Костёр, который они разожгли с подветренной стороны горбатой горы с плоской вершиной, привлекал незнакомых мотыльков размером с мелкую птицу и прочих летучих созданий, даже крылатых ящериц. Совсем недавно на них обрушился рой злобных кусачих мух, которые исчезли так же быстро, как и появились. А теперь укусы чесались, будто мухи оставили что-то после себя.
Малахар не мог отделаться от мысли, что сам воздух в этом мире неприветлив. Он почесал укус на руке и зашипел, почувствовав под горячей кожей какое-то шевеление. Потом обернулся к огню и посмотрел на своего сенешаля.
Йорруд стоял на коленях у костра, низко опустив голову. Он уже давно не менял позу, и Малахар встревожился сильнее. Эниас сидел на корточках рядом с сенешалем, готовый действовать, если хозяина одолеет новый приступ мучительного горя, но эти приступы приходили всё реже. Оренас остался сторожить лошадей, и Малахар знал, что тот стоит сейчас в темноте за костром и держит в руке меч.
Однажды, он знал это, они сочтутся с этими т’лан имассами. Тисте лиосаны приступили к ритуалу с честными намерениями. Они были слишком открыты.
Йорруд медленно выпрямился. Его лицо было искажено горем.
— Страж мёртв, — объявил он. — На наш мир напали, но наших братьев и сестёр предупредили, и сейчас они скачут к воротам. Тисте лиосаны выстоят. Мы должны держаться до возвращения Озрика.
Он медленно оборачивался, вглядываясь в лицо каждому, даже Оренасу, который бесшумно появился из темноты.
— У нас есть другая задача. Та, которую нам назначили завершить. Где-то в этом мире мы найдём преступников. Воров Огня. Я разыскивал, и они никогда ещё не были так близко. Они в этом мире, и мы их найдём.
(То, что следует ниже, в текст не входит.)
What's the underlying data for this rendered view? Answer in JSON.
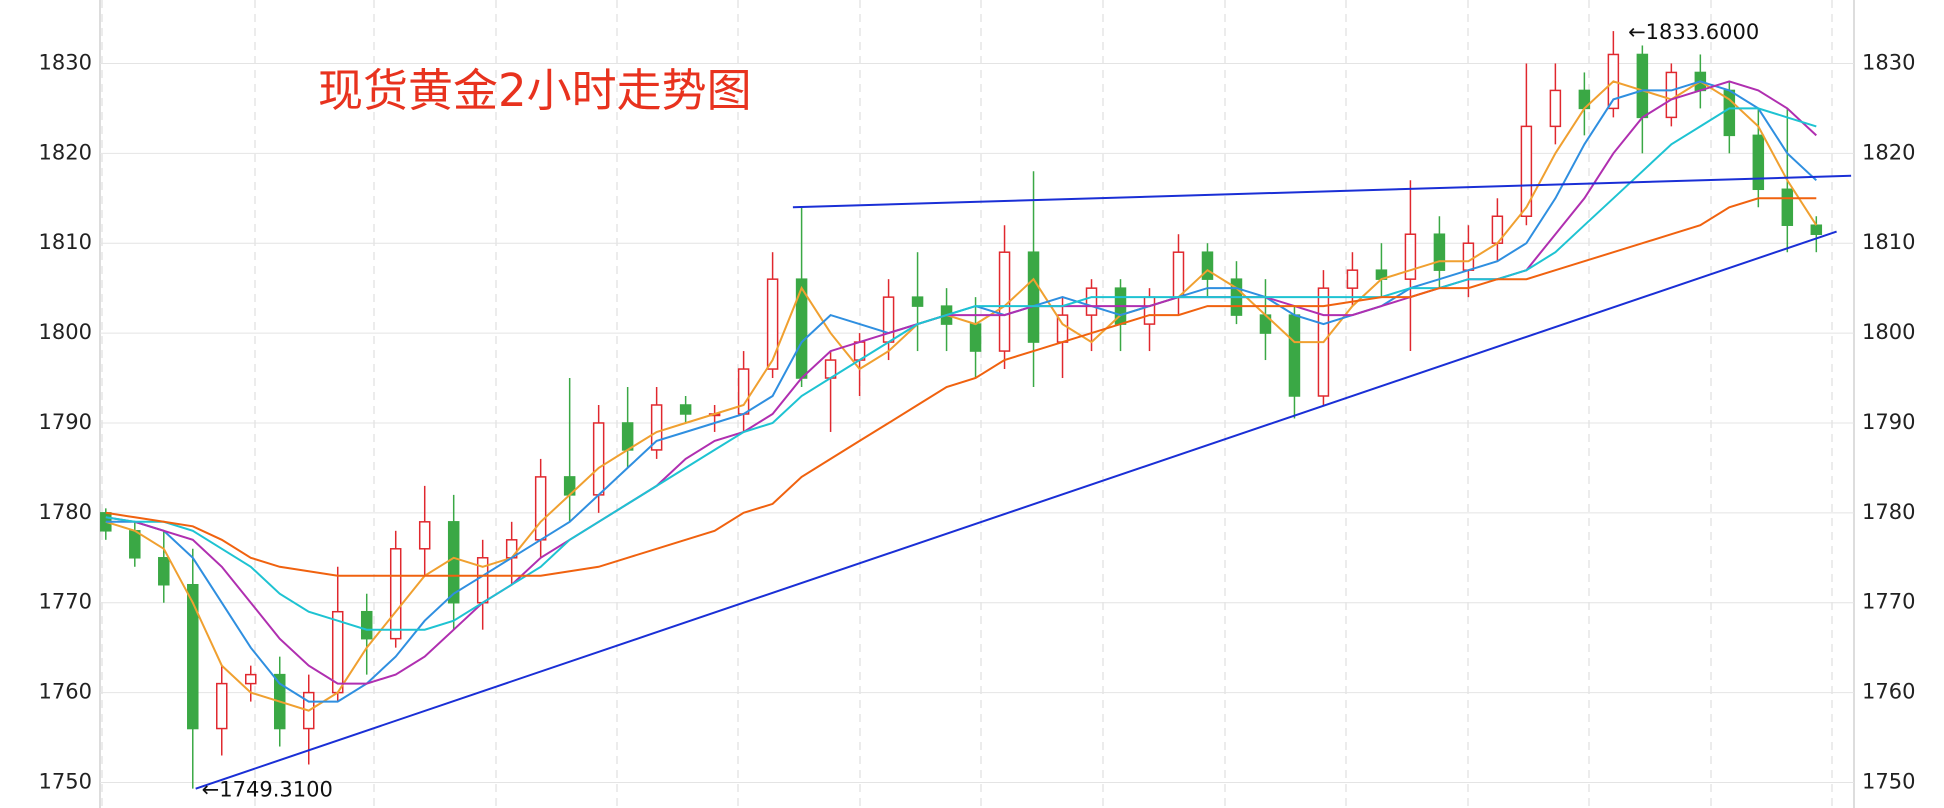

Малахар ждал, зная, что это ещё не всё.
Йорруд улыбнулся:
— Братья мои. Мы ничего не знаем об этом месте. Но это неудобство долго не продлится. Я чувствую здесь присутствие старого друга тисте лиосан. Недалеко. Мы должны разыскать его — это первая задача — и просить познакомить нас со здешними суровыми землями.
— Сенешаль, а кто этот старый друг? — спросил Эниас.
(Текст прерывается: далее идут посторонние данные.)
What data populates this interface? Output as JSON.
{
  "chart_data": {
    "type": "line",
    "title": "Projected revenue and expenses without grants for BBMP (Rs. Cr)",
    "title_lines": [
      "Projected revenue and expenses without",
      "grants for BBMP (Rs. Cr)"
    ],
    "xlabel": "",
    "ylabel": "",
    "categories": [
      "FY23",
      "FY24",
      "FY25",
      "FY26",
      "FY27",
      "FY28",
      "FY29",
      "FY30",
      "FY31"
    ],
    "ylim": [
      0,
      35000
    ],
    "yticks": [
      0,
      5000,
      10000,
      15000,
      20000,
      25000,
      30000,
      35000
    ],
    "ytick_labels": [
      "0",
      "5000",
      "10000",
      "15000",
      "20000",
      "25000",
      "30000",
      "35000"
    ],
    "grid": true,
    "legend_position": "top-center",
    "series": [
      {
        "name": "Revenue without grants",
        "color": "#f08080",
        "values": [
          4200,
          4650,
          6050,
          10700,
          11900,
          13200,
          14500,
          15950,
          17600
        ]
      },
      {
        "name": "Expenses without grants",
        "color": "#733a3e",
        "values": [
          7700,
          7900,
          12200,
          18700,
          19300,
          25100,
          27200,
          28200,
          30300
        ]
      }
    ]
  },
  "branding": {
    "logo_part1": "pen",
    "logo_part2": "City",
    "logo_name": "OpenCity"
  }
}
— Создатель Времени, брат Эниас.
Малахар медленно кивнул.
— Оренас, — приказал Йорруд, — готовь лошадей.
Глава семнадцатая
Семь Ликов в Скале.
Шесть глядят на теблоров.
Одно остаётся
Ненайденной Матерью
племени призраков —
детям теблорским.
Нам было сказано
отвернуться.
Карса Орлонг знал толк в работе с камнем. Самородная медь, выбранная из обнажения пласта, олово и их скрещение, дающее бронзу… У этих материалов есть своё место в мире. Но дерево и камень суть слова рук, священное воплощение воли.
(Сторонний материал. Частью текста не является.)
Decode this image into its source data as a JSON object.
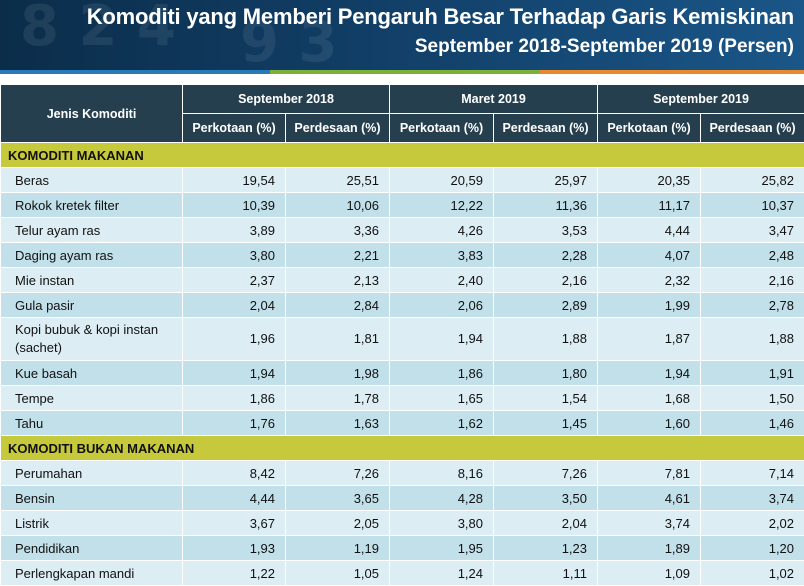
{
  "title": {
    "line1": "Komoditi yang Memberi Pengaruh Besar Terhadap Garis Kemiskinan",
    "line2": "September 2018-September 2019 (Persen)"
  },
  "colors": {
    "header": "#263f4e",
    "section": "#c7c93c",
    "row_light": "#dcedf3",
    "row_dark": "#c2e0ea"
  },
  "table": {
    "first_col_header": "Jenis Komoditi",
    "periods": [
      "September 2018",
      "Maret 2019",
      "September 2019"
    ],
    "sub_headers": [
      "Perkotaan (%)",
      "Perdesaan (%)",
      "Perkotaan (%)",
      "Perdesaan (%)",
      "Perkotaan (%)",
      "Perdesaan (%)"
    ],
    "sections": [
      {
        "label": "KOMODITI MAKANAN",
        "rows": [
          {
            "name": "Beras",
            "values": [
              "19,54",
              "25,51",
              "20,59",
              "25,97",
              "20,35",
              "25,82"
            ]
          },
          {
            "name": "Rokok kretek filter",
            "values": [
              "10,39",
              "10,06",
              "12,22",
              "11,36",
              "11,17",
              "10,37"
            ]
          },
          {
            "name": "Telur ayam ras",
            "values": [
              "3,89",
              "3,36",
              "4,26",
              "3,53",
              "4,44",
              "3,47"
            ]
          },
          {
            "name": "Daging ayam ras",
            "values": [
              "3,80",
              "2,21",
              "3,83",
              "2,28",
              "4,07",
              "2,48"
            ]
          },
          {
            "name": "Mie instan",
            "values": [
              "2,37",
              "2,13",
              "2,40",
              "2,16",
              "2,32",
              "2,16"
            ]
          },
          {
            "name": "Gula pasir",
            "values": [
              "2,04",
              "2,84",
              "2,06",
              "2,89",
              "1,99",
              "2,78"
            ]
          },
          {
            "name": "Kopi bubuk & kopi instan (sachet)",
            "values": [
              "1,96",
              "1,81",
              "1,94",
              "1,88",
              "1,87",
              "1,88"
            ]
          },
          {
            "name": "Kue basah",
            "values": [
              "1,94",
              "1,98",
              "1,86",
              "1,80",
              "1,94",
              "1,91"
            ]
          },
          {
            "name": "Tempe",
            "values": [
              "1,86",
              "1,78",
              "1,65",
              "1,54",
              "1,68",
              "1,50"
            ]
          },
          {
            "name": "Tahu",
            "values": [
              "1,76",
              "1,63",
              "1,62",
              "1,45",
              "1,60",
              "1,46"
            ]
          }
        ]
      },
      {
        "label": "KOMODITI BUKAN MAKANAN",
        "rows": [
          {
            "name": "Perumahan",
            "values": [
              "8,42",
              "7,26",
              "8,16",
              "7,26",
              "7,81",
              "7,14"
            ]
          },
          {
            "name": "Bensin",
            "values": [
              "4,44",
              "3,65",
              "4,28",
              "3,50",
              "4,61",
              "3,74"
            ]
          },
          {
            "name": "Listrik",
            "values": [
              "3,67",
              "2,05",
              "3,80",
              "2,04",
              "3,74",
              "2,02"
            ]
          },
          {
            "name": "Pendidikan",
            "values": [
              "1,93",
              "1,19",
              "1,95",
              "1,23",
              "1,89",
              "1,20"
            ]
          },
          {
            "name": "Perlengkapan mandi",
            "values": [
              "1,22",
              "1,05",
              "1,24",
              "1,11",
              "1,09",
              "1,02"
            ]
          }
        ]
      }
    ]
  }
}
Параллельные чешуйки, длинные и тонкие, полупрозрачными полосками скалывались с клинка, оставляя бегущие поперёк, от края к волнистому хребту посередине, выемки. Чешуйки поменьше он снимал с двустороннего лезвия сначала с одной стороны, и так — по всей длине, переворачивая клинок туда-сюда между ударами.
Чтобы сражаться таким оружием, Карсе придётся изменить стиль, к которому он привык. Дерево гнётся и легко проскальзывает над краем щита, без особых усилий проходит вдоль выброшенного вперёд меча. А зазубренные края этого кремнёвого меча поведут себя иначе, и Карсе придётся приспосабливаться, особенно с учётом непомерной длины и веса оружия.
С рукоятью пришлось возиться больше всего. Кремень не любит округлостей, и чем глаже становилась рукоять, тем труднее — обработка. Навершию Карса придал форму крупного гранёного ромба. Сколы почти под прямым углом считались опасным изъяном, они создавали очаг разрушающей энергии, но боги обещали сделать оружие несокрушимым, и потому Карса подавил свои опасения. А вот с крестовиной придётся подождать, пока не найдётся подходящий материал.
Он не представлял, сколько прошло времени, пока он трудился над мечом. Все прочие заботы исчезли — он не чувствовал ни голода, ни жажды, не замечал, как на стенах пещеры собирается влага, как становится теплее, пока оба они — человек и камень — не покрылись потом. Равно же он не замечал огня, который горел в выложенном камнями очаге, а пламя его, неутомимое, не требующее дров, мерцало странными цветами.